There is a much more general result, however, which holds for all projectives over any ring, contained in the following paper
https://doi.org/10.1016/j.jpaa.2006.12.004
They show that, given any two projectives $P$ and $Q$, any isomorphism $\bar f\colon P/J(A)P\xrightarrow\sim Q/J(A)Q$ can be lifted to an isomorphism $f\colon P\xrightarrow\sim Q$.
A: The proof runs like this:


*

*$J(R)$ is the intersection of all the maximal right ideals of $R$.  See Wikipedia for details why.

*For any group $G$, the set on non-generators of $G$ is a group, which coincides with the intersection of all maximal (proper) subgroups of $G$.

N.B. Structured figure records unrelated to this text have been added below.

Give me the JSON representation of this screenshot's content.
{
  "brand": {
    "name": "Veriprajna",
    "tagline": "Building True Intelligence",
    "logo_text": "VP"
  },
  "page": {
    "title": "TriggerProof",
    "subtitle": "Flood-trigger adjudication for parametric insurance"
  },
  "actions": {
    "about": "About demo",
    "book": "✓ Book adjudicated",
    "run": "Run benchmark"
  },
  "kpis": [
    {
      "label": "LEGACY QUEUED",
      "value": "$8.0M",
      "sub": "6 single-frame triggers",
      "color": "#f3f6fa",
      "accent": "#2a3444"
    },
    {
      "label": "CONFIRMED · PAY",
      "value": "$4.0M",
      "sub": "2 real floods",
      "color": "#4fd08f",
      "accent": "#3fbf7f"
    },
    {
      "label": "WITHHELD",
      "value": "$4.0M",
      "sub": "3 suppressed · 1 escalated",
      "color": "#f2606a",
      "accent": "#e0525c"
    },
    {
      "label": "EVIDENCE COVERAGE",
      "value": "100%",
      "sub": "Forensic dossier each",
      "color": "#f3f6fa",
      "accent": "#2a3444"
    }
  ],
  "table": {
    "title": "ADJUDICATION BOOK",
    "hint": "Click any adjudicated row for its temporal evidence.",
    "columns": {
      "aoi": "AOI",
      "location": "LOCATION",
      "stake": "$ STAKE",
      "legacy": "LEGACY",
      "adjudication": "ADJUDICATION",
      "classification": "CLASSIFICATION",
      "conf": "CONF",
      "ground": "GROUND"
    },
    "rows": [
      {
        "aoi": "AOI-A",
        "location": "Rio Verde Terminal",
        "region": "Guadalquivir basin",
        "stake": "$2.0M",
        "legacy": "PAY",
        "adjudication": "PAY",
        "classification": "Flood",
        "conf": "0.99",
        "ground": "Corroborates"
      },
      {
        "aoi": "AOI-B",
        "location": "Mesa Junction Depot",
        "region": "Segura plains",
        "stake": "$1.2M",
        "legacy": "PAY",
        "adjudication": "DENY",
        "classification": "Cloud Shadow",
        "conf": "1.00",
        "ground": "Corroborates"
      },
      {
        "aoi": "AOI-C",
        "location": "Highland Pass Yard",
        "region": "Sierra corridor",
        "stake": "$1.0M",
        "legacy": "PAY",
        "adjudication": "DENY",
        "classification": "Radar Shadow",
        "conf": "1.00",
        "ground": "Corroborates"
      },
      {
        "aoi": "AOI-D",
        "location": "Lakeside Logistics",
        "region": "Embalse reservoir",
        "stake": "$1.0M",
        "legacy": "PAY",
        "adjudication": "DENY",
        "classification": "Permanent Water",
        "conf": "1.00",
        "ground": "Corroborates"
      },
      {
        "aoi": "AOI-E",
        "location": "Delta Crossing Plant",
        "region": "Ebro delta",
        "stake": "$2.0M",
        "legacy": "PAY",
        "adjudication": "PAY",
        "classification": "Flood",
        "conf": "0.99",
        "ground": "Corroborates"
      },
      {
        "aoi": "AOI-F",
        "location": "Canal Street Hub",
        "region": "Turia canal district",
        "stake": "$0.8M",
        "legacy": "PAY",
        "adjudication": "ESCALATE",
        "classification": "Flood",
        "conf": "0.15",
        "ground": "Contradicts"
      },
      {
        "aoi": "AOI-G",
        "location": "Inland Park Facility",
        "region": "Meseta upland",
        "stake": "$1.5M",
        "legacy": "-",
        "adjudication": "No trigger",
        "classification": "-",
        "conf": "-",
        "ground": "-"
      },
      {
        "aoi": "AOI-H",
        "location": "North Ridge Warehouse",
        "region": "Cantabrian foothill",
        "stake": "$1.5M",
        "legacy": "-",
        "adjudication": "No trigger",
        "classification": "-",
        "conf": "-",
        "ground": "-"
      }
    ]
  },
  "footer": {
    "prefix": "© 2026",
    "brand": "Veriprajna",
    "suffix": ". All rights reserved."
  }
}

*If $R$ is commutative, then the two coincide.  This means that any lift $a$ of a generator $\bar{a}$ of $\bar{\frak a}$ will already generate the full ideal $\frak a$.  This immediately implies your statement.
Let me know what part(s) you are not sure how to prove, so I can try to explain it.